From Tradition to Law: The Origins and Early Development of the Shāfi‘ī School of Law in Ninth-Century Egypt

Thesis Type:

PhD dissertation

Abstract:

Unraveling the complex dynamics that created and sustained the hegemony of the four principal schools of Sunni Islamic law necessarily requires an appreciation of the schools' historical genesis. This dissertation provides the first comprehensive account of the emergence and early development of a Sunni legal school (madhhab fiqhī), drawing on new evidence from a range of hitherto unstudied primary sources.
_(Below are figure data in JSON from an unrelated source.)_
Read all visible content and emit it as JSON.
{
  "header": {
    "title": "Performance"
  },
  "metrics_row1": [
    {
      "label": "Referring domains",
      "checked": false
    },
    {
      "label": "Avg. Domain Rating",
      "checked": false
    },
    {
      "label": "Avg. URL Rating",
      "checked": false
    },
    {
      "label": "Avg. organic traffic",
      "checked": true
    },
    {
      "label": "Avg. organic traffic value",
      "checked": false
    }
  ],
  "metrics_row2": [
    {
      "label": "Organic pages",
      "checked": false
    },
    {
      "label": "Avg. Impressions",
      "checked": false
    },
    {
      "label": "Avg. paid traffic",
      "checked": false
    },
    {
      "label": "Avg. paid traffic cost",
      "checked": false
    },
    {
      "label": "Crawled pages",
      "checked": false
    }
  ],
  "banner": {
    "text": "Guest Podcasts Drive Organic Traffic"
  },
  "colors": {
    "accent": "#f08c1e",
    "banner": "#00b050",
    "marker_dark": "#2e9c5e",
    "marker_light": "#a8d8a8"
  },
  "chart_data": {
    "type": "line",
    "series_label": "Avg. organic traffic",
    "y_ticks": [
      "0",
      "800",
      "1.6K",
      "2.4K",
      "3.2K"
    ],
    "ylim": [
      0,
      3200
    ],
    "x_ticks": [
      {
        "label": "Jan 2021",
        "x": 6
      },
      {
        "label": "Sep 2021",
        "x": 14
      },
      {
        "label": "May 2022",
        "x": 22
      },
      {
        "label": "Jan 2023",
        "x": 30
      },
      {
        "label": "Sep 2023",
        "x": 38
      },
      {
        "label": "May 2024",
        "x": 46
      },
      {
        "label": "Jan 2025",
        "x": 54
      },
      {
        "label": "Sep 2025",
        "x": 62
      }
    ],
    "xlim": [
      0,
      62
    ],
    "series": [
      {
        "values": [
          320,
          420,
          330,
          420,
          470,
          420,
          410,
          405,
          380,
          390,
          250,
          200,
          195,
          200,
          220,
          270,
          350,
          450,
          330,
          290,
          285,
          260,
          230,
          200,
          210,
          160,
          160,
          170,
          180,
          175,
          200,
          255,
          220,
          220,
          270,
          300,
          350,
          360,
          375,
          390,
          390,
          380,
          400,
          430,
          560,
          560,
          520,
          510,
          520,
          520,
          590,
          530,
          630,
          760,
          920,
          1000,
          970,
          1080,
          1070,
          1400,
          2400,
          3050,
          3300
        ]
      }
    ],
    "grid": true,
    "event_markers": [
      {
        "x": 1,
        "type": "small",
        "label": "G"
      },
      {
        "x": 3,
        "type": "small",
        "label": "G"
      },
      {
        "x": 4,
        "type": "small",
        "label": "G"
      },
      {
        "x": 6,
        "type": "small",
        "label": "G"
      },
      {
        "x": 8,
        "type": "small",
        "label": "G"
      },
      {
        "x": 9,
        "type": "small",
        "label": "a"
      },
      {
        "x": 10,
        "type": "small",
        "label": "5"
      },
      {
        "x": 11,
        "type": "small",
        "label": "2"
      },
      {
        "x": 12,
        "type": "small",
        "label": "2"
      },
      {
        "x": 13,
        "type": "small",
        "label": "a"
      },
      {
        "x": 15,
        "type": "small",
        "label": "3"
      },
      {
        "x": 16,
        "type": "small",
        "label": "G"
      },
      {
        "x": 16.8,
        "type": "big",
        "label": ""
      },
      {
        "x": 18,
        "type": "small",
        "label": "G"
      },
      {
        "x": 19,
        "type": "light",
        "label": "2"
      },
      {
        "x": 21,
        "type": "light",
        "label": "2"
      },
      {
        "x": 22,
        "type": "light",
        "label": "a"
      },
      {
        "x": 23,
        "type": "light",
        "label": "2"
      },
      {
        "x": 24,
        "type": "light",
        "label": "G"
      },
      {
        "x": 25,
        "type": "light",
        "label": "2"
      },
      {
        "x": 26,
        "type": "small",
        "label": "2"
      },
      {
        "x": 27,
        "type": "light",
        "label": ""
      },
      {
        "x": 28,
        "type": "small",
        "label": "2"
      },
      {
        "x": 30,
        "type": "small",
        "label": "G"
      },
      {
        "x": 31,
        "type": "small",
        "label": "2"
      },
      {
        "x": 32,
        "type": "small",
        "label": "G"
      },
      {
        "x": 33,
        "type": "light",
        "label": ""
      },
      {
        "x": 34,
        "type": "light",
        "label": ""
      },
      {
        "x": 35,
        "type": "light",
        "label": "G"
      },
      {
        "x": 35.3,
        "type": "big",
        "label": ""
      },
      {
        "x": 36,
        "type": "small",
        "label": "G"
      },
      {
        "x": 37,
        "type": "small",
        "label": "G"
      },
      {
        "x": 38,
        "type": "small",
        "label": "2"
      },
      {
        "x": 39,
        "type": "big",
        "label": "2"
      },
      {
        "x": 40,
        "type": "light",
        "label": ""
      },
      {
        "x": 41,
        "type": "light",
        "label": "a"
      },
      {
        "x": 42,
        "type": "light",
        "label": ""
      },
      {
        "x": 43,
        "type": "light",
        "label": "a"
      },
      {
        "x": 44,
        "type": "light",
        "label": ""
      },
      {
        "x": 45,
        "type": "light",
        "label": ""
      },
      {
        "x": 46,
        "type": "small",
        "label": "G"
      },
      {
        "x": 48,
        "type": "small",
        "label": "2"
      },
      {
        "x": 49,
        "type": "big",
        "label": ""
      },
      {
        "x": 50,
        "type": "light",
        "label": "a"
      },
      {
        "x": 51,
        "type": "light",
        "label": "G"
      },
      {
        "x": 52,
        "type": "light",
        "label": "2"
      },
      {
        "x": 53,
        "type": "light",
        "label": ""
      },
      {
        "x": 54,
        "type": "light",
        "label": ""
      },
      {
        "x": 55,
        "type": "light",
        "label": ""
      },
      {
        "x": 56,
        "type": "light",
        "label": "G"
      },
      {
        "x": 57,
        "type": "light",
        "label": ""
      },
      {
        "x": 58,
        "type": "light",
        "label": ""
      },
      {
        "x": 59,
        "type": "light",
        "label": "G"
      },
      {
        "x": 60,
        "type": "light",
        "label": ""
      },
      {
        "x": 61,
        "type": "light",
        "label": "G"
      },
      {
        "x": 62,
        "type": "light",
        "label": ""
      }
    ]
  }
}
Through a reconstruction of the socio-political, intellectual, and textual history of the Shāfi'ī school during its formative stage in ninth-century Egypt, my study identifies the factors that contributed to the emergence and success of Shafi'ī doctrine; traces how this doctrine was propagated and re-interpreted, and from where it derived its authority; and explores the intimate connection between writing and thought in Islamic legal discourse. The dissertation concludes that the innovative legal hermeneutic of Muhammad b. Idrīs al-Shāfi'ī (d. 204/820), which enshrined normativity in a clearly demarcated canon of sacred sources, played a crucial role in the transformation of Islamic law from a diffuse oral tradition into a written legal science.